Quoi ?
Par cette formule, qui se trouve dans ses Pensées (n°4, éd. Brunschvicg), Pascal distingue une morale authentique (« la vraie morale ») d’une morale factice (« la morale »).
Afin de mieux la comprendre, il convient d’avoir à l’esprit la phrase en son entier : « La vraie éloquence se moque de l’éloquence, la vraie morale se moque de la morale ».
La clé de compréhension réside dans l’analogie entre l’éloquence et la morale : de même que celui qui, véritablement, manie avec brio l’art de la parole se fiche, au fond de lui-même, de sa prestance et ne cherche pas à être loué pour son art – son intérêt étant ailleurs –, de même celui qui, véritablement, prête attention à la morale se fiche, au fond de lui-même, de son apparence morale ou non aux yeux de l’opinion publique.
Ici, l’idée de Pascal est que le comportement moral relève de la vérité intérieure, c’est-à-dire de la foi et donc du cœur et n’a rien à faire du jeu social et des apparences et de son regard inquisiteur sur les individus.
Pourquoi ?
Pascal est de ces philosophes dont on ne peut comprendre la pensée sans prendre en compte leur posture religieuse.
La philosophie de Pascal est empreinte de son jansénisme – une branche du catholicisme qui insiste sur la faiblesse et la misère de l’homme.
« Misère de l’homme » ou « Misère de l’homme sans Dieu », c’est le titre d’une partie des Pensées, écrites par Pascal.
Accorder de l’importance à l’apparaître et aux louanges du grand public, c’est se détourner de la vérité intérieure, et même intime, du cœur et, donc, s’éloigner de Dieu.
L’homme est misérable, et ce n’est qu’en se tournant vers Dieu qu’il peut aspirer, par le repentir, à une sortie de cet état consécutif du péché originel.
Or « la vraie morale » ne saurait être au nombre des choses de cet état de misère ; elle ne saurait donc être atteinte dans et par « la morale », c’est-à-dire dans et par un comportement démonstratif et vantard.
Qui ?
Les donneurs de leçons, qui, d’une part, jugent abusivement le comportement d’autrui en termes de bien et de mal, et qui, d’autre part, intiment aux autres, là encore sur un ton abusivement prescriptif ou injonctif, comment se comporter relativement à des principes prétendument moraux.
Les donneurs de leçons sont dans l’apparaître plus que dans l’être : eux-mêmes ne s’astreignent pas aux préceptes qu’ils voudraient pourtant voir suivis par autrui à leur demande.
Comment ?
Quoique ce ne soit pas chose aisée au sein d’une société qui vante l’image de soi et l’apparaître relativement à des normes souvent arbitraires, c’est en se détournant des regards extérieurs et des effets de nos actions et comportements au profit de principes intérieurs que l’on peut si ce n’est atteindre du moins tendre vers la vraie morale, aux dépens de la morale factice des donneurs de leçons.
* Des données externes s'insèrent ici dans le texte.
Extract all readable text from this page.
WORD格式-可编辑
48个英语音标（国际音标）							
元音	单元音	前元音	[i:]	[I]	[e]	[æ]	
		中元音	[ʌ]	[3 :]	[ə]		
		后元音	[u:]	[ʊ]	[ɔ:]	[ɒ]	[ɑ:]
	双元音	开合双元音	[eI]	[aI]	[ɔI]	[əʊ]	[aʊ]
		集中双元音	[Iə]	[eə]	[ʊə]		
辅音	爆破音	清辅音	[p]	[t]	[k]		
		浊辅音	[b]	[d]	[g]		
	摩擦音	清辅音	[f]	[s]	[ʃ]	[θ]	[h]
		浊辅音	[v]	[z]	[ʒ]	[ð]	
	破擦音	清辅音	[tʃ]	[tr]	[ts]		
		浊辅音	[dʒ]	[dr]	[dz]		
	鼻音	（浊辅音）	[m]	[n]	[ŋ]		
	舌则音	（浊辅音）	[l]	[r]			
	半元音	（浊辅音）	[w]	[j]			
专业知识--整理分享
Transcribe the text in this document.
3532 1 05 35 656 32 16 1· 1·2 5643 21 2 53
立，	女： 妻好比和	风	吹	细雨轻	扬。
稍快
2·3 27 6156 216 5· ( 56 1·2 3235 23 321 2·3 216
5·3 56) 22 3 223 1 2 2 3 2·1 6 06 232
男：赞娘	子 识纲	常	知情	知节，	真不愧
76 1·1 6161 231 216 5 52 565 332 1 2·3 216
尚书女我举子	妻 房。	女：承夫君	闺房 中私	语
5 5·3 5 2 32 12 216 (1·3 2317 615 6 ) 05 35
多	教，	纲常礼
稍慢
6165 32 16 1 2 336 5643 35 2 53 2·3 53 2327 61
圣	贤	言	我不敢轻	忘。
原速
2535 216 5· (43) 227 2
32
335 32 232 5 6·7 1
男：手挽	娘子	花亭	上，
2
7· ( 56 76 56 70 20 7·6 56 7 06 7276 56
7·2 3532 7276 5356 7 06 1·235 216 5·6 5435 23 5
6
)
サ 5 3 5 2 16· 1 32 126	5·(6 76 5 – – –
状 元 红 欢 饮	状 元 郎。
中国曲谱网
Il convient de se méfier des grands discours moralisateurs, qui usurpent l’identité des discussions de la vraie morale ; lesquelles discussions sont non moralisatrices mais morales, ou éthiques. Contrairement à celui de la morale, le discours de la vraie morale n’est pas inquisiteur.
Ce qui donne…
La vraie morale ne discourt pas : elle discute, sincèrement et authentiquement – sans esbrouffe aucune.